Legacoop 2005: più produzione, più occupati

20/01/2006
    venerdì 20 gennaio 2006

      Pagina 13 – Economia & Lavoro

      Legacoop 2005: più produzione, più occupati

        Poletti: vogliamo crescere nel sistema bancario. I dipendenti a quota 405mila

          di Laura Matteucci

            IN CRESCITA Una crescita «soddisfacente», quella del 2005, con un valore della produzione in aumento del 4,16% e dell’occupazione del 2,12%. Per Legacoop è il momento di preconsuntivi e previsioni per il 2006. Con alcuni punti fermi. Le imprese cooperative continuano a crescere a tassi significativamente più alti rispetto alla media nazionale, anche se il quadro economico nazionale ha fatto da freno, soprattutto negli ultimi due anni. Da dieci anni a questa parte la produzione cooperativa aumenta di circa il 109%, mentre l’incremento nazionale è del 46%. Anche più marcato il contributo in termini di occupazione: 76% per le coop, 8% la media nazionale. I soci ormai sono 7,5 milioni.

              Il presidente Giuliano Poletti ribadisce il sostegno all’opa di Unipol su Bnl, un’operazione «chiara e trasparente», e comunque l’impegno nel settore del credito e della finanza, ammette l’esistenza di «un problema di governance», che nasce anche dal fatto che il modello attuale è stato lo stesso per oltre cinquant’anni. Ma boccia sul nascere le intenzioni di stravolgere le nuove regole del sistema societario cooperativo in vigore da appena un anno. «Siamo pronti a discutere di tutto: non diciamo che queste regole siano perfette, pensiamo però sia legittimo sperimentarle e a seguito di una puntuale sperimentazione siamo pronti a discutere di eventuali modifiche».

                E, riallacciandosi alla vicenda Unipol, chiarisce: «Se qualcuno pensa che si dà un colpo alle cooperative per dare un colpo ad un partito si deve sapere che se si dà un colpo alle cooperative lo si dà a dieci milioni di italiani. Un modo improvvido di mettere mano a questa vicenda non farebbe danno ad una cooperativa o ad un partito politico ma a dieci milioni di italiani, soci delle cooperative, e all’intero sistema della produzione italiano».

                  Il vicepresidente, Giorgio Bertinelli, riapre il tema dei vantaggi fiscali: «Si parla tanto dei vantaggi di cui godono le cooperative e di come vengono reinvestiti gli utili – dice – In realtà nel 2003 Legacoop ha destinato l’87% degli utili distribuiti a riserve indivisibili patrimonio per le future generazioni». «Le altre aziende è vero che pagano le tasse – prosegue – ma dopo redistribuiscono gli utili tra i soci».
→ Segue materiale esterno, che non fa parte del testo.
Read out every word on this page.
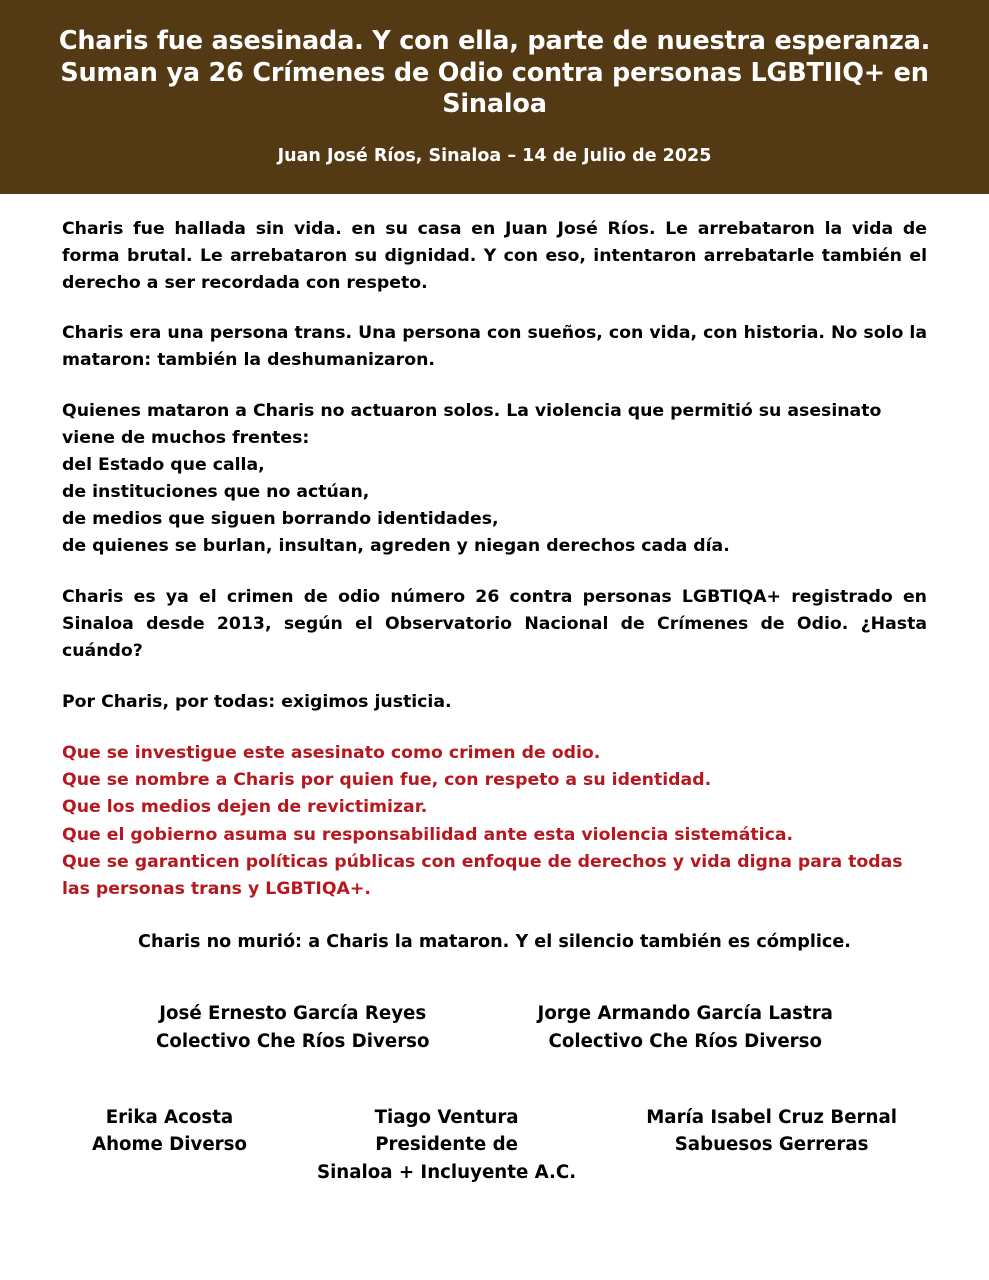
Charis fue asesinada. Y con ella, parte de nuestra esperanza. Suman ya 26 Crímenes de Odio contra personas LGBTIIQ+ en Sinaloa
Juan José Ríos, Sinaloa – 14 de Julio de 2025

Charis fue hallada sin vida. en su casa en Juan José Ríos. Le arrebataron la vida de forma brutal. Le arrebataron su dignidad. Y con eso, intentaron arrebatarle también el derecho a ser recordada con respeto.

Charis era una persona trans. Una persona con sueños, con vida, con historia. No solo la mataron: también la deshumanizaron.

Quienes mataron a Charis no actuaron solos. La violencia que permitió su asesinato viene de muchos frentes:
del Estado que calla,
de instituciones que no actúan,
de medios que siguen borrando identidades,
de quienes se burlan, insultan, agreden y niegan derechos cada día.

Charis es ya el crimen de odio número 26 contra personas LGBTIQA+ registrado en Sinaloa desde 2013, según el Observatorio Nacional de Crímenes de Odio. ¿Hasta cuándo?

Por Charis, por todas: exigimos justicia.

Que se investigue este asesinato como crimen de odio.
Que se nombre a Charis por quien fue, con respeto a su identidad.
Que los medios dejen de revictimizar.
Que el gobierno asuma su responsabilidad ante esta violencia sistemática.
Que se garanticen políticas públicas con enfoque de derechos y vida digna para todas las personas trans y LGBTIQA+.
Charis no murió: a Charis la mataron. Y el silencio también es cómplice.
José Ernesto García Reyes
Colectivo Che Ríos Diverso
Jorge Armando García Lastra
Colectivo Che Ríos Diverso
Erika Acosta
Ahome Diverso
Tiago Ventura
Presidente de
Sinaloa + Incluyente A.C.
María Isabel Cruz Bernal
Sabuesos Gerreras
                    Rispetto al 2004 il valore complessivo della produzione passa dai 45.986 ai 47.900 milioni di euro; l’occupazione aumenta dalle 396.277 alle 404.682 unità. In crescita anche il numero dei soci (+ 5,03%) che passano da 7.206.742 a 7.569.241. A livello settoriale, buone performance per il settore agro-alimentare (dove la produzione aumenta dell’8,1% e l’occupazione del 2,19%), dalle cooperative industriali (produzione +6,17%, occupazione + 1,22%), per il comparto dei servizi (produzione +5,96%, occupazione +3,13%) e della cooperazione sociale (produzione + 6,14%, occupazione +3,56%).

                    Per quanto riguarda invece le stime 2006, le cooperative di costruzioni valutano che il lungo ciclo positivo del settore si stia avviando verso l’esaurimento, in ragione di alcuni segnali già avvertiti nel corso del 2005. Migliori le prospettive per la cooperazione manifatturiera, per la presenza di imprese leader che hanno avuto la capacità di investire in innovazione e che hanno saputo aumentare la loro quota di export sul mercato mondiale. Il settore distributivo, infine, sembra avvertire alcuni segnali di ripresa.

                      Legacoop ricorda anche il nuovo distributore di benzina aperto con l’insegna Conad-E.Leclerc all’interno del centro commerciale di Gallicano, Lucca.

                        Il formato innovativo dell’impianto “self service post pay” ed una gestione concorrenziale della filiera di approvvigionamento hanno permesso di offrirei la benzina ad un prezzo di 10 centesimi inferiore ai prezzi medi italiani.